Measured against other nations, the UK finally achieves Boris Johnson’s coveted ‘world leader’ position; the UK is predicted to fall by 11.5 per cent during 2020, more than France, Italy, Spain, Germany or the US which is expected to take a hit of 7.3 per cent.

The times are tough, and they’re just getting tougher

Surveys and studies closer to home do not offer much cheer either. The Ulster Bank’s economic report for May showed all parts of the economy - construction, retail, services and manufacturing - are all in a serious downturn. Our statistics around economic output were among the worst in the UK.

The Ulster University Economic Policy Centre also forecasts that the economy in Northern Ireland will contract by 12.7 per cent in 2020. That would mean a fall of £5.4 billion in economic output in just one year. Unemployment is expected to plateau at 12 per cent - that's a figure which is really unimaginable in the modern economic era.

Lately there ain’t been much work, on account of the economy

These statistics, reports and forecasts combine to present a pessimistic context in which our own Executive must set about mapping a road towards economic recovery. It is a huge, multi faceted task and one which is daunting, challenging and potentially overwhelming.

Against that backdrop, Economy Minister Diane Dodds has published the ‘Rebuilding a Stronger Economy’ report. That document also sets out the scale of the challenge we face. The report conceded that we face a significant reduction in the amount of foreign direct investment into Northern Ireland, something which we have excelled at for more than a decade now.

How important it is that we retain our status as a valued inward investment location. To the credit of the minister, given that her party was a major cheerleader for Brexit, the report also acknowledges the potentially disastrous implications of a No Deal Brexit. I know, I know, but let's not go there.

Diane Dodds has come under criticism for the make up of the re established Economic Advisory Panel. With respect to those who are on the group, most of the names could have been guessed at before their publication.

It is particularly disappointing that there is no representative from the SME sector, when it is smaller businesses that will sustain the economy here in the short term and build a bridge to economic recovery in the longer term. But we can be assured that under the leadership of Ellvena Graham, the group do their best to map out a route toward economic recovery.

I'm working on a dream, though it can feel so far away, I’m working on a dream.

Its a positive that we at least have a recovery plan in place, and especially one which recognises the need to have sustainability at the heart of our recovery, and which also acknowledges the existence and importance of disparity in access to quality high speed broadband across the region.

The plan points out our existing strengths and advantages in life sciences and cyber security and emphasises the role that our people will play in attracting investment.
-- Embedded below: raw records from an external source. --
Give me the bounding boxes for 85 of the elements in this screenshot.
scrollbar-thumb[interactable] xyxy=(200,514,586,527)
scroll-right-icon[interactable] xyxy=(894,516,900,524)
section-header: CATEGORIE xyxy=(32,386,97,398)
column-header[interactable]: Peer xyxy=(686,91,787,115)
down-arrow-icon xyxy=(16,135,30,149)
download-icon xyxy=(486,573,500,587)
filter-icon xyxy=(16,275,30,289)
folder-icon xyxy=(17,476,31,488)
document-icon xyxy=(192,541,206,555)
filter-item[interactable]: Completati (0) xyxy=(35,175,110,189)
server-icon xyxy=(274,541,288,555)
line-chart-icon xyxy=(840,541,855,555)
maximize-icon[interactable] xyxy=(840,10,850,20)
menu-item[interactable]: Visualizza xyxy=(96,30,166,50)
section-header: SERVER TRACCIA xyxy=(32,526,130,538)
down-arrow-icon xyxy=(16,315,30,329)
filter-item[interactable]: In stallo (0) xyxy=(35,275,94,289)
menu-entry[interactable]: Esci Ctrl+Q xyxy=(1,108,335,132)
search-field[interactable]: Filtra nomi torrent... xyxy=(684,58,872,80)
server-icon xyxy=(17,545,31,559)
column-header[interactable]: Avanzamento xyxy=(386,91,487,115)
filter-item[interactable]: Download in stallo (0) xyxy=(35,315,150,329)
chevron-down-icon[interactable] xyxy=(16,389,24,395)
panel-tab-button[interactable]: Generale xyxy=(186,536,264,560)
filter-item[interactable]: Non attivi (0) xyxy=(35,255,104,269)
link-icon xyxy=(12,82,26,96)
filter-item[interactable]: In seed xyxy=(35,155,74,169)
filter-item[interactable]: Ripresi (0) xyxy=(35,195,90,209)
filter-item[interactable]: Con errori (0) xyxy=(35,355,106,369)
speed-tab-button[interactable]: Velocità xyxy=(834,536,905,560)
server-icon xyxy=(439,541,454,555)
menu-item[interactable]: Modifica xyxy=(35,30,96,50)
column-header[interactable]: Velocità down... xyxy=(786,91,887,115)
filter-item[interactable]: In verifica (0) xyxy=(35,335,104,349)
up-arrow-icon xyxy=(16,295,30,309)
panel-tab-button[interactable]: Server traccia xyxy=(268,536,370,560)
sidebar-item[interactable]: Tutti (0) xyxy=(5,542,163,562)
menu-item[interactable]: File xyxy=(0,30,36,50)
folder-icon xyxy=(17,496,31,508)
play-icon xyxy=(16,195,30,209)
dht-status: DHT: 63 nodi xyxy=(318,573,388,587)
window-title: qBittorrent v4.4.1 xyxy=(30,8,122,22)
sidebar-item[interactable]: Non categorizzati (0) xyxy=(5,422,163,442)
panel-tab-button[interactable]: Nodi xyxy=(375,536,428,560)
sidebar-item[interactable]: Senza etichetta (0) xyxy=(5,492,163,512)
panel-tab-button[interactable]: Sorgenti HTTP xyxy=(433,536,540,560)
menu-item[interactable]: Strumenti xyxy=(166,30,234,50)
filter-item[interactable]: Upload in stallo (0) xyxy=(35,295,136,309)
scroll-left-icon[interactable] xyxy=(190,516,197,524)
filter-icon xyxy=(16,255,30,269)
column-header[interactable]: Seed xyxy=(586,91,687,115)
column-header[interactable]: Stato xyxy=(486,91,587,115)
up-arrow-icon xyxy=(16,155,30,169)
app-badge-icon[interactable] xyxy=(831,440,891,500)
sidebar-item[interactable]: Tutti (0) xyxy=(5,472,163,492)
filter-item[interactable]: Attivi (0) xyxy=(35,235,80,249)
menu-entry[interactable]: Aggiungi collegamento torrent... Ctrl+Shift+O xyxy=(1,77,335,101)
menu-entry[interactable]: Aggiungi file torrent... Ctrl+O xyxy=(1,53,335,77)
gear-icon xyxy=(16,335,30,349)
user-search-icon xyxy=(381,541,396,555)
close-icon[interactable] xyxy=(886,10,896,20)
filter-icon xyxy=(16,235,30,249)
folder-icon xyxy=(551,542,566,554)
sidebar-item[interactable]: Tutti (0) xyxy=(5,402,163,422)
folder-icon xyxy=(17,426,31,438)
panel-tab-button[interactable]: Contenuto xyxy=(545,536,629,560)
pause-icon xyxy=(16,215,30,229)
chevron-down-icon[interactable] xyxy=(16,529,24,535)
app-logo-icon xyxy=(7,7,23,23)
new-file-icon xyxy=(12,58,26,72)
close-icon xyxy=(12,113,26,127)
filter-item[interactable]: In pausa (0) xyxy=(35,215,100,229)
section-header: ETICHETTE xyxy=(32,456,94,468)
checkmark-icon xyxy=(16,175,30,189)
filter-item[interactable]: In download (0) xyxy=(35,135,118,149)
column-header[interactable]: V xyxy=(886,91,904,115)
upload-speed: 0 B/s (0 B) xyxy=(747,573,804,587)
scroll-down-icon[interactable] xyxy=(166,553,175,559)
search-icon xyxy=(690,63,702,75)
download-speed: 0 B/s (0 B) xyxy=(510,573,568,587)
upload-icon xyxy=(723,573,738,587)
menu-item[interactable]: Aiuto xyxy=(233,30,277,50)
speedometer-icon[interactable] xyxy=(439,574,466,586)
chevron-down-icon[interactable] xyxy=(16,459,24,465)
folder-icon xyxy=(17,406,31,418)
It might be the right plan, it might need adjusted and tweaked, but we will get nowhere without a roadmap so in the midst of all the pressing issues facing the minister and her department, we should acknowledge the importance of having a Northern Ireland-focussed roadmap to recovery.

We are in a place we have never been before and we will not be again, but we can come out of this convergence of crises if we plan properly, genuinely work together and take advantage of the unique status accidentally conferred on this region through a Brexit we never wanted.

Every difficulty situation has a solution. Even the one I presented at the beginning of this article. In the end I went for Thunder Road as Bruce Springsteen’s greatest song:

With a chance to make it good somehow Hey, what else can we do now?